Experience with specific AI tools was another confounding factor. Although nearly all participants had used web-based language models to assist their workflows in the past, only 56% had prior experience with Cursor, the main coding assistant in the trial. All developers received training, but the learning curve may have contributed to the increased time required to complete tasks.
Since the launch of ChatGPT, many industry figures have envisioned a shift to natural language programming, by which engineers simply describe what they want in plain English and watch the code materialize. “The hottest new programming language is English,” OpenAI cofounder Andrej Karpathy had declared in early 2023. He later popularized the idea of “vibe coding,” which is rapid prototyping by instructing an AI tool to generate entire software components.
This vision has fueled speculation that human programmers could soon find themselves relegated to refining specifications and overseeing quality control – or even pushed out of the field altogether. But METR”s results suggest that, at least for now, AI coding tools are unreliable enough that experienced developers must still invest significant effort to validate and correct the output.

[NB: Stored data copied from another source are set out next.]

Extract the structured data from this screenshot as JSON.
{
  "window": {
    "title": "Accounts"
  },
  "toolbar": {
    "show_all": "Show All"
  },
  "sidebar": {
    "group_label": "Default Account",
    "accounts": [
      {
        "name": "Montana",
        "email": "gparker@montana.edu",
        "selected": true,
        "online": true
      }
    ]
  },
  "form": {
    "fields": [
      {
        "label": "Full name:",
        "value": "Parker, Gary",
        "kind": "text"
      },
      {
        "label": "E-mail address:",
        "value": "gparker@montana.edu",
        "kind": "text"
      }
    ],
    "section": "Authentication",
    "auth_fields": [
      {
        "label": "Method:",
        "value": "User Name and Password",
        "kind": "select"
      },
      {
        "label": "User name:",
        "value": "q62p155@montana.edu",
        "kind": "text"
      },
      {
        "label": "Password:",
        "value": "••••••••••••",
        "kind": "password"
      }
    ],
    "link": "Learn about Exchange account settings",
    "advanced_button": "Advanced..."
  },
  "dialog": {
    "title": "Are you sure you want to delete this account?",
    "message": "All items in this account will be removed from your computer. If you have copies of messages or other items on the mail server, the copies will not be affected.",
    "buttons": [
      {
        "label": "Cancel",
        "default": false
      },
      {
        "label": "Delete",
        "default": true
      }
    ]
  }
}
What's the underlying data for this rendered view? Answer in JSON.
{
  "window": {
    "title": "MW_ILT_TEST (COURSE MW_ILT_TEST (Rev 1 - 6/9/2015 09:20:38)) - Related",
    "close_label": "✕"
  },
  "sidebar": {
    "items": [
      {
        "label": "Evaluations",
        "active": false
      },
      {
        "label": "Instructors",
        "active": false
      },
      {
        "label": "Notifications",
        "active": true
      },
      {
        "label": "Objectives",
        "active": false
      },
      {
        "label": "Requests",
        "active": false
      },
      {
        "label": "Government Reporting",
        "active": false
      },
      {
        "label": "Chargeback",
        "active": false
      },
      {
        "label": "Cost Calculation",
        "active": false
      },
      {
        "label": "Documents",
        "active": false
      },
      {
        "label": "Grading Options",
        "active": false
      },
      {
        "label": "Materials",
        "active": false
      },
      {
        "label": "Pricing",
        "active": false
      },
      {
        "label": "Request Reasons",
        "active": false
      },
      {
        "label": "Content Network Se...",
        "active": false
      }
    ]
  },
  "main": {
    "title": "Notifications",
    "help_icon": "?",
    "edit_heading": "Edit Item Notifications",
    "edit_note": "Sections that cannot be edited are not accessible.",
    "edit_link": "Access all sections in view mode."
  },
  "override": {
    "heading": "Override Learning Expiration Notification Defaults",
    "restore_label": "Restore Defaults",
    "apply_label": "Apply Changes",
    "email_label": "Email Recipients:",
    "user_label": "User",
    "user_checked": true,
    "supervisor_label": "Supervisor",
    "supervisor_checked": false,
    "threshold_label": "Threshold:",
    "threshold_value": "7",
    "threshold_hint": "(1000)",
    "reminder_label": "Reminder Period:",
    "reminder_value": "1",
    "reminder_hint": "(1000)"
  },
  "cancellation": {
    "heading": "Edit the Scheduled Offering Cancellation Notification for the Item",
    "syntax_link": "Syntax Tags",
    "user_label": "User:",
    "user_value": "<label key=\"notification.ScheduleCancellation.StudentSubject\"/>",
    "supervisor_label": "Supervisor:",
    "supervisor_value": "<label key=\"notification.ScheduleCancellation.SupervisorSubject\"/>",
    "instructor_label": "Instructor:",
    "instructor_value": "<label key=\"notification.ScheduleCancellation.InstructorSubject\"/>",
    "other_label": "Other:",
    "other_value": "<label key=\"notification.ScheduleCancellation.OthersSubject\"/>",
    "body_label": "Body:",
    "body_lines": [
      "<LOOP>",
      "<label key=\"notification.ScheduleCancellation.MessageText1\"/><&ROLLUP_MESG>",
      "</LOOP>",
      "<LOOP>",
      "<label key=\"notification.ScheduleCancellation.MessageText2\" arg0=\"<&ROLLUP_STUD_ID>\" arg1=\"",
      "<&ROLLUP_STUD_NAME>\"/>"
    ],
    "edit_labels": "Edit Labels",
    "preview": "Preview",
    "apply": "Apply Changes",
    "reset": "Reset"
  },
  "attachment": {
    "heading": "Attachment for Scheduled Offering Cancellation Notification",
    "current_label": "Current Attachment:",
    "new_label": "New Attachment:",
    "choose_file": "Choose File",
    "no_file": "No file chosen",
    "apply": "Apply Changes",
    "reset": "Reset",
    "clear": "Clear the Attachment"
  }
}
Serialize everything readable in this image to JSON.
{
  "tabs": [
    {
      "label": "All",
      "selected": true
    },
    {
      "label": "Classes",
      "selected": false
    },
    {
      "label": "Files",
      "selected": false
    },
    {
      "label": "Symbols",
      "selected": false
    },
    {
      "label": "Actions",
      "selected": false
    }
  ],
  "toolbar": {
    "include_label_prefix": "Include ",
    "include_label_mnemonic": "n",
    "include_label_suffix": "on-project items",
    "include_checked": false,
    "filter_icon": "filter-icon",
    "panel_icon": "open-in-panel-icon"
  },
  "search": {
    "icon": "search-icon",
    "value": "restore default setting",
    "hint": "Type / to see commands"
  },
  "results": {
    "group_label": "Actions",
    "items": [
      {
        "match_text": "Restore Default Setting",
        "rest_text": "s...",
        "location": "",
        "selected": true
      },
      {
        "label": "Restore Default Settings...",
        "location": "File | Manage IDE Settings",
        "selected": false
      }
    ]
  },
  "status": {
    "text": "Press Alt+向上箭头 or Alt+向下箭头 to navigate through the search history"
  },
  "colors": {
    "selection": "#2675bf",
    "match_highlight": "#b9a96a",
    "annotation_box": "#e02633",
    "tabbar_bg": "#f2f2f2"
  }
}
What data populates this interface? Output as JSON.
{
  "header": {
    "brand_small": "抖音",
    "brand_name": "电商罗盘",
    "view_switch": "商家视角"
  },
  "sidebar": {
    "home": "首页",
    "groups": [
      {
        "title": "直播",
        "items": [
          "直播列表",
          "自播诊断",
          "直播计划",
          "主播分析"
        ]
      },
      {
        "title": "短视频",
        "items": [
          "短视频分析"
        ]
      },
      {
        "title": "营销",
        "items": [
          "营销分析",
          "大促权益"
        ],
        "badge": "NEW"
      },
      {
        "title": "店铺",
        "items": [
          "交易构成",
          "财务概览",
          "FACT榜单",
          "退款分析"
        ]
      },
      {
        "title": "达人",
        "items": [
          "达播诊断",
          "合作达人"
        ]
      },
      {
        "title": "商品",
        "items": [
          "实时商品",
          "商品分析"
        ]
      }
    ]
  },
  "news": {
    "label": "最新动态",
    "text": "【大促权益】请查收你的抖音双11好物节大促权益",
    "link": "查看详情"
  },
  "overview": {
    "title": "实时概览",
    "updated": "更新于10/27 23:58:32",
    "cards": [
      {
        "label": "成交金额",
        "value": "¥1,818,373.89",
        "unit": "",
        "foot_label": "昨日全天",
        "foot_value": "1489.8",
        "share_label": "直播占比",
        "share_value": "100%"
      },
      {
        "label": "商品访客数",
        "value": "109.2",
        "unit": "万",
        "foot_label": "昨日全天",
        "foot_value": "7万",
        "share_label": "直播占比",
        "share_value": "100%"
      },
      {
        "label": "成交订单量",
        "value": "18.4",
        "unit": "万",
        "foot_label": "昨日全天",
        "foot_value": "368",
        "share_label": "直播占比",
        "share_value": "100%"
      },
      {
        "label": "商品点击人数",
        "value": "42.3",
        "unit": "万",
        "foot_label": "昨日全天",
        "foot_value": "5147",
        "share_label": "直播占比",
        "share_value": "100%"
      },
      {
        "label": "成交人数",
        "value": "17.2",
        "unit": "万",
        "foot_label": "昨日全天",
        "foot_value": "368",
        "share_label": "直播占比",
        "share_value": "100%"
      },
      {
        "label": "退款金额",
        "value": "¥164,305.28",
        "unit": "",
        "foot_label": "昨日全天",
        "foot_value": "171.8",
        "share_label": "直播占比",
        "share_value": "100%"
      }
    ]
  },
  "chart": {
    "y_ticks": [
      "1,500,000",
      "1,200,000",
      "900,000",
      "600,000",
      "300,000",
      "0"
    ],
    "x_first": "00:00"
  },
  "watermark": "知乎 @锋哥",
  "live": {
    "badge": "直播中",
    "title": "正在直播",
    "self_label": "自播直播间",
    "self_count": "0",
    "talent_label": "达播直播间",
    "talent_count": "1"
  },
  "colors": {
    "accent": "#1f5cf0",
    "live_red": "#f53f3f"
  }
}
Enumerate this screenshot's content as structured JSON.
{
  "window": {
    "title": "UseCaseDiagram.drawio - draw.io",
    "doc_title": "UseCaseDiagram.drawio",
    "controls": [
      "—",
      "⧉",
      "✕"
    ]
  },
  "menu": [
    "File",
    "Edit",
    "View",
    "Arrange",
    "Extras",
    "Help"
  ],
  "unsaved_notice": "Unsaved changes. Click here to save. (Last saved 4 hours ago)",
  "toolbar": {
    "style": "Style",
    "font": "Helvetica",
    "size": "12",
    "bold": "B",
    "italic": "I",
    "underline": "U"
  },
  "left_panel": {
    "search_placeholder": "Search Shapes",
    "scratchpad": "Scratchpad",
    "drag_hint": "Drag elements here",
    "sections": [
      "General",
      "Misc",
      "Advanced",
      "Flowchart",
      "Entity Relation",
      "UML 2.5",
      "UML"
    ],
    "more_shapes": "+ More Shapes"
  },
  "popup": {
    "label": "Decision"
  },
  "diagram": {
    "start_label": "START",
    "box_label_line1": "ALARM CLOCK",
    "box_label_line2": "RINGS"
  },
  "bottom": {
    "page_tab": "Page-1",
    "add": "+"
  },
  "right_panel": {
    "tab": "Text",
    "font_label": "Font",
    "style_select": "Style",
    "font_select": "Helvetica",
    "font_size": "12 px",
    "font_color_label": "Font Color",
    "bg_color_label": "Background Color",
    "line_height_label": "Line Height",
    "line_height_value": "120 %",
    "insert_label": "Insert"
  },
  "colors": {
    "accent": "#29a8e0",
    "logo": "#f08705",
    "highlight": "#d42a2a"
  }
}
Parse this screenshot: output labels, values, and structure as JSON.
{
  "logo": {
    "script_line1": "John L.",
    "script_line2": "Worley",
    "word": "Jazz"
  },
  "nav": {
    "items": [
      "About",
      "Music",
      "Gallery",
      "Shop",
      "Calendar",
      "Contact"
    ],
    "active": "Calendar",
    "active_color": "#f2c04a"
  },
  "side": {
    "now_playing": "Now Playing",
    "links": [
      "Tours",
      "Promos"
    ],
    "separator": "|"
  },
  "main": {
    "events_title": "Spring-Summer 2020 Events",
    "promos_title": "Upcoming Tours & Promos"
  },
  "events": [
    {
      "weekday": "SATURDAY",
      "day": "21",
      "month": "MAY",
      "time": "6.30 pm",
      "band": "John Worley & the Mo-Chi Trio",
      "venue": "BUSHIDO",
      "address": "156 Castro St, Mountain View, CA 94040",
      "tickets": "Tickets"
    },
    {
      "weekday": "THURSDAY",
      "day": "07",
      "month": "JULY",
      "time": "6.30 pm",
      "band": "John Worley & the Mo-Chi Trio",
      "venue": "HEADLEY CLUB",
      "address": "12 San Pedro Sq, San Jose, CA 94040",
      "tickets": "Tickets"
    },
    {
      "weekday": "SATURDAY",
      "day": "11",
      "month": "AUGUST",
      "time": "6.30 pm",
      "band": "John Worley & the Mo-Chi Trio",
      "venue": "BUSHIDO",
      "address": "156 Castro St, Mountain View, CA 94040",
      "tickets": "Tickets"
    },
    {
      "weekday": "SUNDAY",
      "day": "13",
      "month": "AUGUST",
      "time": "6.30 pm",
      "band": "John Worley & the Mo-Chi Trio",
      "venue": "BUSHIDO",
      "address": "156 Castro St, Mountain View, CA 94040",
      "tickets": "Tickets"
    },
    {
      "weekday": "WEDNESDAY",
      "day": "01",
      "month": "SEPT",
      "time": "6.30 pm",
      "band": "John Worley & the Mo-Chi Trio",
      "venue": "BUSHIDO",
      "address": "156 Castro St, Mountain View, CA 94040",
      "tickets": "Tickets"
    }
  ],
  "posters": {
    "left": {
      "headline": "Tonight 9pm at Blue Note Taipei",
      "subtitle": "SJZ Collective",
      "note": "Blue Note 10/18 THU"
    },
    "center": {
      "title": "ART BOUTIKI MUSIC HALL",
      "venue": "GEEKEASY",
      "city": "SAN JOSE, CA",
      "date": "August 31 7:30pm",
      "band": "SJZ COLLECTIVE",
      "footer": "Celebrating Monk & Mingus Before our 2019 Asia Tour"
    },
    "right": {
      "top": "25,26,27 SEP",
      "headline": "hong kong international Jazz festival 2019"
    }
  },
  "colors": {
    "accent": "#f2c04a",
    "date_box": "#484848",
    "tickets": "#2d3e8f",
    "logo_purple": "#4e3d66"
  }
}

The software community is divided over what these trends will ultimately mean. Simon Willison, an AI developer and blogger, recently argued that fears of obsolescence are overblown. “Quitting programming as a career right now because of LLMs would be like quitting carpentry as a career thanks to the invention of the table saw,” he wrote on Bluesky. Industry veteran Tom Coates added that it “could be like quitting agriculture as a career thanks to the invention of tractors and combine harvesters instead.”